In the past few months, foreign firms have renewed their drive to set up mining concessions over vast
areas in the province in complete disregard of an existing provincial ordinance which imposes a 50-year
moratorium on large-scale mining. Despite the resurgence of broad public clamour against the threat of
massive environmental degradation, peasant dislocation, and uninhibitted plunder of our national
patrimony, the indecisiveness of concerned line agencies and local governments has brought the
situation to a precarious stand-off.

The escalating military operations covering an extensively large part of Samar have, for the last two
months, already yielded quite a number of reports of human rights abuse. The prospect of another
Palparan scenario happening cannot at all be discounted.

Indeed, these are all urgent matters that deserve utmost attention.

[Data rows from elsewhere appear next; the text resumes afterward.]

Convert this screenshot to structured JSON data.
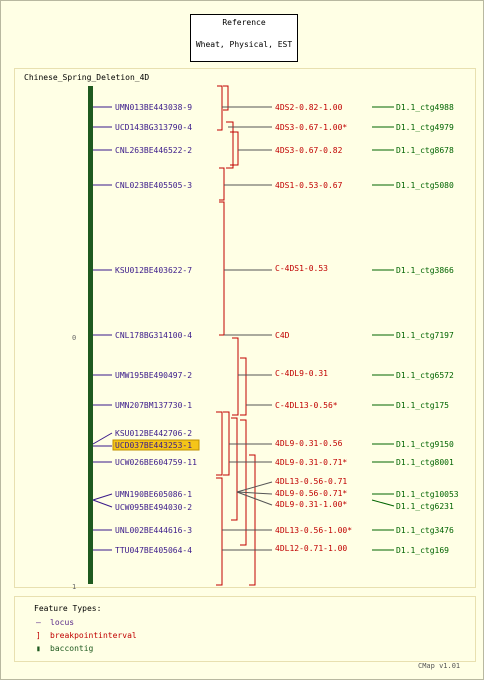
{
  "title_box": {
    "line1": "Reference",
    "line2": "Wheat, Physical, EST"
  },
  "map": {
    "name": "Chinese_Spring_Deletion_4D",
    "axis_top_label": "0",
    "axis_bottom_label": "1",
    "loci": [
      {
        "name": "UMN013BE443038-9"
      },
      {
        "name": "UCD143BG313790-4"
      },
      {
        "name": "CNL263BE446522-2"
      },
      {
        "name": "CNL023BE405505-3"
      },
      {
        "name": "KSU012BE403622-7"
      },
      {
        "name": "CNL178BG314100-4"
      },
      {
        "name": "UMW195BE490497-2"
      },
      {
        "name": "UMN207BM137730-1"
      },
      {
        "name": "KSU012BE442706-2"
      },
      {
        "name": "UCD037BE443253-1",
        "highlight": true
      },
      {
        "name": "UCW026BE604759-11"
      },
      {
        "name": "UMN190BE605086-1"
      },
      {
        "name": "UCW095BE494030-2"
      },
      {
        "name": "UNL002BE444616-3"
      },
      {
        "name": "TTU047BE405064-4"
      }
    ],
    "breakpoints": [
      {
        "label": "4DS2-0.82-1.00"
      },
      {
        "label": "4DS3-0.67-1.00*"
      },
      {
        "label": "4DS3-0.67-0.82"
      },
      {
        "label": "4DS1-0.53-0.67"
      },
      {
        "label": "C-4DS1-0.53"
      },
      {
        "label": "C4D"
      },
      {
        "label": "C-4DL9-0.31"
      },
      {
        "label": "C-4DL13-0.56*"
      },
      {
        "label": "4DL9-0.31-0.56"
      },
      {
        "label": "4DL9-0.31-0.71*"
      },
      {
        "label": "4DL13-0.56-0.71"
      },
      {
        "label": "4DL9-0.56-0.71*"
      },
      {
        "label": "4DL9-0.31-1.00*"
      },
      {
        "label": "4DL13-0.56-1.00*"
      },
      {
        "label": "4DL12-0.71-1.00"
      }
    ],
    "contigs": [
      {
        "label": "D1.1_ctg4988"
      },
      {
        "label": "D1.1_ctg4979"
      },
      {
        "label": "D1.1_ctg8678"
      },
      {
        "label": "D1.1_ctg5080"
      },
      {
        "label": "D1.1_ctg3866"
      },
      {
        "label": "D1.1_ctg7197"
      },
      {
        "label": "D1.1_ctg6572"
      },
      {
        "label": "D1.1_ctg175"
      },
      {
        "label": "D1.1_ctg9150"
      },
      {
        "label": "D1.1_ctg8001"
      },
      {
        "label": "D1.1_ctg10053"
      },
      {
        "label": "D1.1_ctg6231"
      },
      {
        "label": "D1.1_ctg3476"
      },
      {
        "label": "D1.1_ctg169"
      }
    ]
  },
  "legend": {
    "title": "Feature Types:",
    "items": [
      {
        "symbol": "—",
        "label": "locus",
        "color": "#5a2a8a"
      },
      {
        "symbol": "]",
        "label": "breakpointinterval",
        "color": "#c00000"
      },
      {
        "symbol": "▮",
        "label": "baccontig",
        "color": "#1f5a1f"
      }
    ]
  },
  "version": "CMap v1.01",
  "colors": {
    "locus": "#3a1a8a",
    "breakpoint": "#c00000",
    "contig": "#006400",
    "axis": "#1f5a1f",
    "highlight": "#f5c518"
  }
}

ACOS realizes that in any serious attempt to address all these issues, it is imperative that the historical
roots of these problems and the inherent defects in the country’s economy, political system, culture and
foreign relations are layed bare and carefully examined. The sheer weight and complexity of the
challenge to decisively confront poverty, hunger, repression and environmental degradation furthermore
necessitate the concerted effort, the collective action, of the broadest possible alliance of various
concerned sectors.

While the national government, through its numerous agencies, and the local government units are all
expected to design and implement policies and programs to attend to all these concerrns, ACOS relies
on the lessons of history which prescribe that ultimately genuine change can be realized through the
active, unrelenting engagement of the most affected sectors— through the actual economic and political
empowerment of the people. And here ACOS is taking its cue— and much-needed inspiration— from
the gallant and organized ranks of the poor peasants of Western Samar who have, of late, intensified
their efforts to put forward their sharpest analyses of their plight and their most justified agenda and
concrete demands.

ACOS takes the initiative to provide venues for study and discussion for the purpose of consolidating
and giving active support to the various calls of the different sectors in the province with regard to
poverty, hunger, repression and the environment. This multi-sectoral caucus aims to:

1. Present the general situation of poverty and hunger in the province


especially in relation to the current plight of the peasants.

Outline the peasant agenda and demands with regard to real government
support for the agricultural sector, and to the genuine empowerment of
the peasant organizations for increased production and for the struggle
against anti-peasant policies and directions.

2. Review the experience of the broad legal democratic movement that


fought against rampant human rights abuses during the so-called
Palparan period in the province.

Plan out immediate measures to monitor the current human rights


situation and prepare a legal and parliamentary support system in the
light of the escalating militarization in the countryside of Samar and the
entire island.

3. Assess the current multi-sectoral struggle against large-scale foreign


mining in the province.

Formulate a coordinated campaign plan among the various sectors of the


province to reiterate the call that Samar is a no-mining zone, especially as
far as the provincial ordinance banning large-scale mining for 50 years is
concerned.

In so doing, ACOS transforms itself into a People’s Task Force on Poverty Alleviation, Human
Rights and Environmental Protection.